Crawford brought in a scale large enough to hold the medium while she was sitting in her chair. He discovered that when a table was being levitated, the weight of the table, usually around 16 pounds, was transferred to the medium through the "psychic rods." Most of the time, the transfer of weight would be a few ounces short of the weight of the table. Further experimentation revealed that the extra weight was being transferred to the sitters in the room, who might have had furnished small amounts of the "psychic force."
Crawford pointed out that he continually worked under the levitated table and between the levitated table and the medium and conducted many of his experiments in adequate light, although it became obvious to him that light affected the rigidity of the rapping rods, i.e., the rods could not be made stiff if strong light was playing upon them.

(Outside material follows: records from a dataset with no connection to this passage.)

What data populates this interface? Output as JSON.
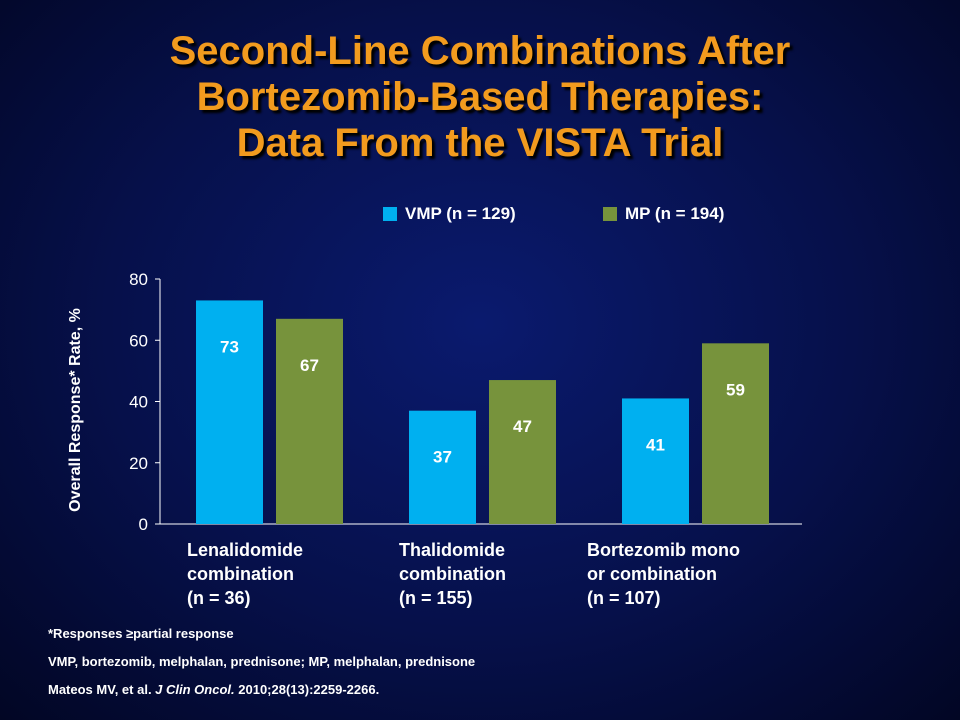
{
  "title": {
    "line1": "Second-Line Combinations After",
    "line2": "Bortezomib-Based Therapies:",
    "line3": "Data From the VISTA Trial"
  },
  "colors": {
    "vmp": "#00b0f0",
    "mp": "#77933c",
    "title": "#f29b1e"
  },
  "chart_data": {
    "type": "bar",
    "ylabel": "Overall Response* Rate, %",
    "ylim": [
      0,
      80
    ],
    "yticks": [
      "0",
      "20",
      "40",
      "60",
      "80"
    ],
    "categories": [
      "Lenalidomide combination (n = 36)",
      "Thalidomide combination (n = 155)",
      "Bortezomib mono or combination (n = 107)"
    ],
    "category_lines": [
      [
        "Lenalidomide",
        "combination",
        "(n = 36)"
      ],
      [
        "Thalidomide",
        "combination",
        "(n = 155)"
      ],
      [
        "Bortezomib mono",
        "or combination",
        "(n = 107)"
      ]
    ],
    "series": [
      {
        "name": "VMP (n = 129)",
        "values": [
          73,
          37,
          41
        ]
      },
      {
        "name": "MP (n = 194)",
        "values": [
          67,
          47,
          59
        ]
      }
    ],
    "legend_position": "top-right",
    "grid": false
  },
  "footnotes": {
    "asterisk": "*Responses ≥partial response",
    "abbrev": "VMP, bortezomib, melphalan, prednisone; MP, melphalan, prednisone",
    "ref_pre": "Mateos MV, et al. ",
    "ref_journal": "J Clin Oncol.",
    "ref_post": " 2010;28(13):2259-2266."
  }
}
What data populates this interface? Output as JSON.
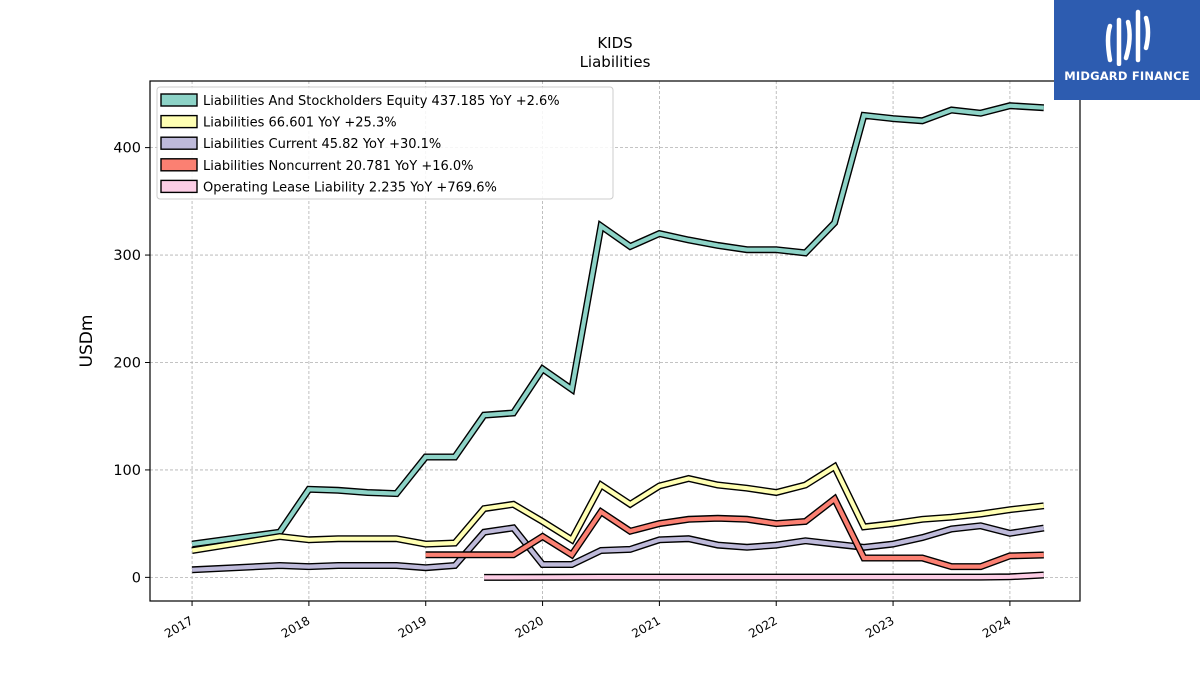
{
  "chart_data": {
    "type": "line",
    "title": "KIDS",
    "subtitle": "Liabilities",
    "ylabel": "USDm",
    "xlabel": "",
    "ylim": [
      -22,
      462
    ],
    "xlim": [
      2016.64,
      2024.6
    ],
    "yticks": [
      0,
      100,
      200,
      300,
      400
    ],
    "xticks": [
      2017,
      2018,
      2019,
      2020,
      2021,
      2022,
      2023,
      2024
    ],
    "xtick_labels": [
      "2017",
      "2018",
      "2019",
      "2020",
      "2021",
      "2022",
      "2023",
      "2024"
    ],
    "grid": true,
    "legend_position": "upper-left",
    "series": [
      {
        "name": "Liabilities And Stockholders Equity  437.185 YoY +2.6%",
        "color": "#8dd3c7",
        "x": [
          2017.0,
          2017.75,
          2018.0,
          2018.25,
          2018.5,
          2018.75,
          2019.0,
          2019.25,
          2019.5,
          2019.75,
          2020.0,
          2020.25,
          2020.5,
          2020.75,
          2021.0,
          2021.25,
          2021.5,
          2021.75,
          2022.0,
          2022.25,
          2022.5,
          2022.75,
          2023.0,
          2023.25,
          2023.5,
          2023.75,
          2024.0,
          2024.29
        ],
        "y": [
          31,
          42,
          82,
          81,
          79,
          78,
          112,
          112,
          151,
          153,
          194,
          175,
          327,
          308,
          320,
          314,
          309,
          305,
          305,
          302,
          330,
          430,
          427,
          425,
          435,
          432,
          439,
          437.185
        ]
      },
      {
        "name": "Liabilities  66.601 YoY +25.3%",
        "color": "#ffffb3",
        "x": [
          2017.0,
          2017.75,
          2018.0,
          2018.25,
          2018.5,
          2018.75,
          2019.0,
          2019.25,
          2019.5,
          2019.75,
          2020.0,
          2020.25,
          2020.5,
          2020.75,
          2021.0,
          2021.25,
          2021.5,
          2021.75,
          2022.0,
          2022.25,
          2022.5,
          2022.75,
          2023.0,
          2023.25,
          2023.5,
          2023.75,
          2024.0,
          2024.29
        ],
        "y": [
          25,
          38,
          35,
          36,
          36,
          36,
          31,
          32,
          64,
          68,
          52,
          35,
          86,
          68,
          85,
          92,
          86,
          83,
          79,
          86,
          103,
          47,
          50,
          54,
          56,
          59,
          63,
          66.601
        ]
      },
      {
        "name": "Liabilities Current  45.82 YoY +30.1%",
        "color": "#bebada",
        "x": [
          2017.0,
          2017.75,
          2018.0,
          2018.25,
          2018.5,
          2018.75,
          2019.0,
          2019.25,
          2019.5,
          2019.75,
          2020.0,
          2020.25,
          2020.5,
          2020.75,
          2021.0,
          2021.25,
          2021.5,
          2021.75,
          2022.0,
          2022.25,
          2022.5,
          2022.75,
          2023.0,
          2023.25,
          2023.5,
          2023.75,
          2024.0,
          2024.29
        ],
        "y": [
          7,
          11,
          10,
          11,
          11,
          11,
          9,
          11,
          42,
          46,
          12,
          12,
          25,
          26,
          35,
          36,
          30,
          28,
          30,
          34,
          31,
          28,
          31,
          37,
          45,
          48,
          41,
          45.82
        ]
      },
      {
        "name": "Liabilities Noncurrent  20.781 YoY +16.0%",
        "color": "#fb8072",
        "x": [
          2019.0,
          2019.5,
          2019.75,
          2020.0,
          2020.25,
          2020.5,
          2020.75,
          2021.0,
          2021.25,
          2021.5,
          2021.75,
          2022.0,
          2022.25,
          2022.5,
          2022.75,
          2023.0,
          2023.25,
          2023.5,
          2023.75,
          2024.0,
          2024.29
        ],
        "y": [
          21,
          21,
          21,
          38,
          21,
          61,
          43,
          50,
          54,
          55,
          54,
          50,
          52,
          73,
          18,
          18,
          18,
          10,
          10,
          20,
          20.781
        ]
      },
      {
        "name": "Operating Lease Liability  2.235 YoY +769.6%",
        "color": "#fccde5",
        "x": [
          2019.5,
          2020.0,
          2020.5,
          2021.0,
          2021.5,
          2022.0,
          2022.5,
          2023.0,
          2023.5,
          2023.75,
          2024.0,
          2024.29
        ],
        "y": [
          0,
          0.1,
          0.2,
          0.2,
          0.2,
          0.2,
          0.2,
          0.2,
          0.2,
          0.25,
          0.5,
          2.235
        ]
      }
    ]
  },
  "logo": {
    "text": "MIDGARD FINANCE",
    "background": "#2d5cb0"
  }
}
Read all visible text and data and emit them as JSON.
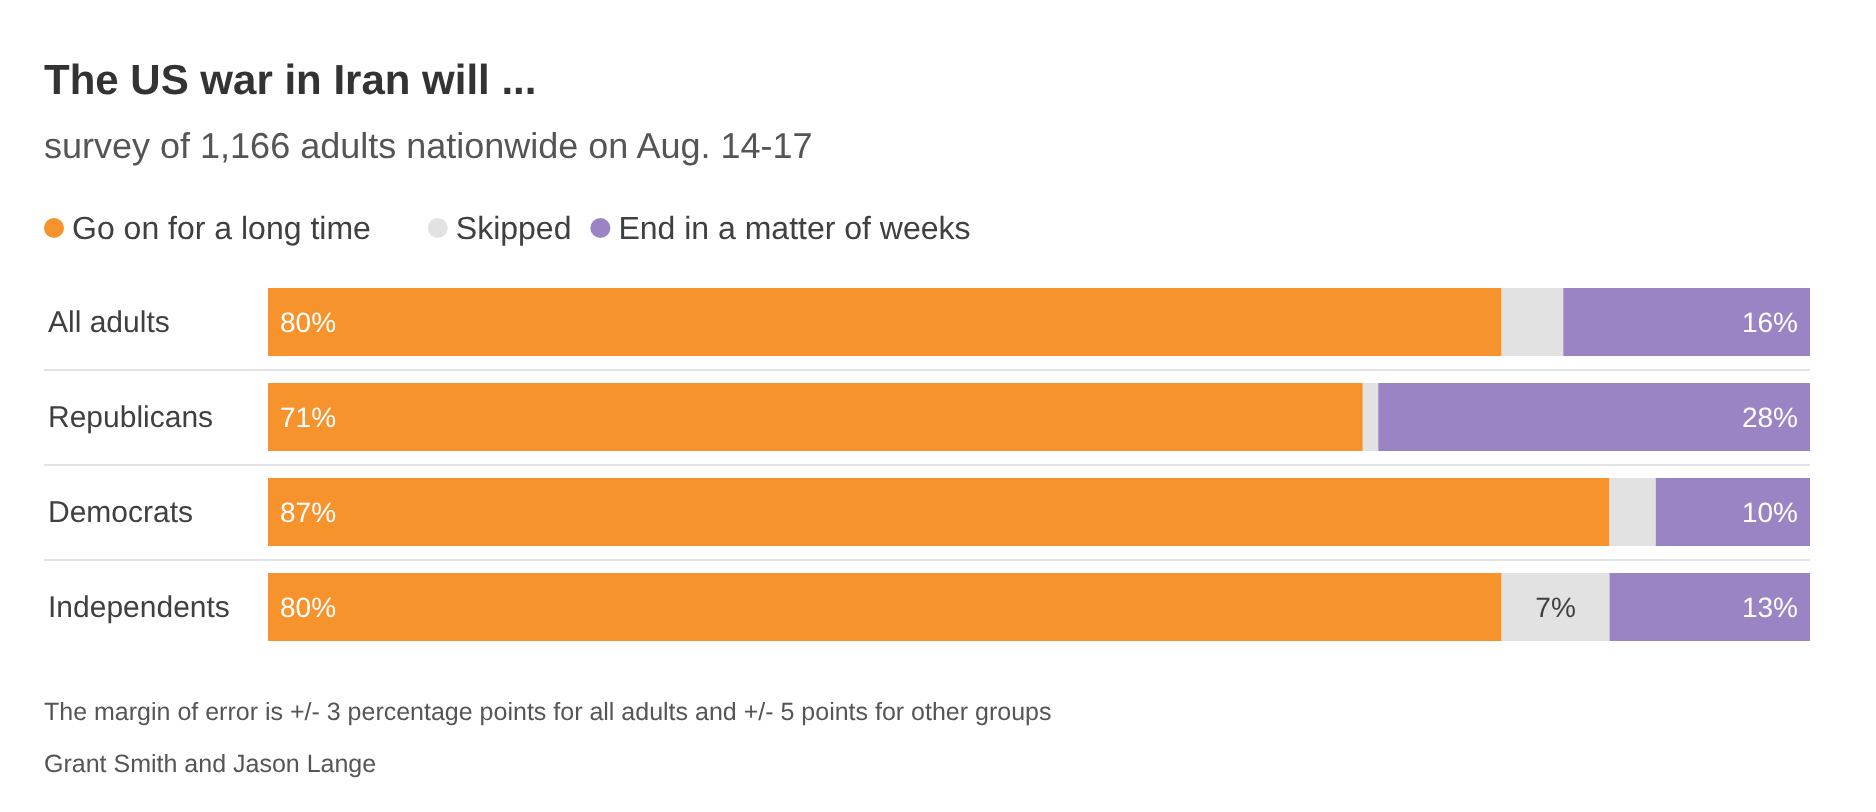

During his 87 sittings with Kathleen Goligher and the Goligher circle, Crawford made a number of other observations, including that the psychic rods could extend only about five feet from the medium's body and that it often took a half hour for the psychic energy to build up. He further observed that the psychic energy often caused the medium to make slight involuntary motions with her feet - motions which might suggest fraud to a careless observer.
When Crawford reported his findings to his fellow scientists, they laughed. When, nearly 50 years earlier, Crookes reported his observations in scientific journals, he was met with similar scoffs and snickers. To which Crookes responded, "I never said it was possible. I only said it was true."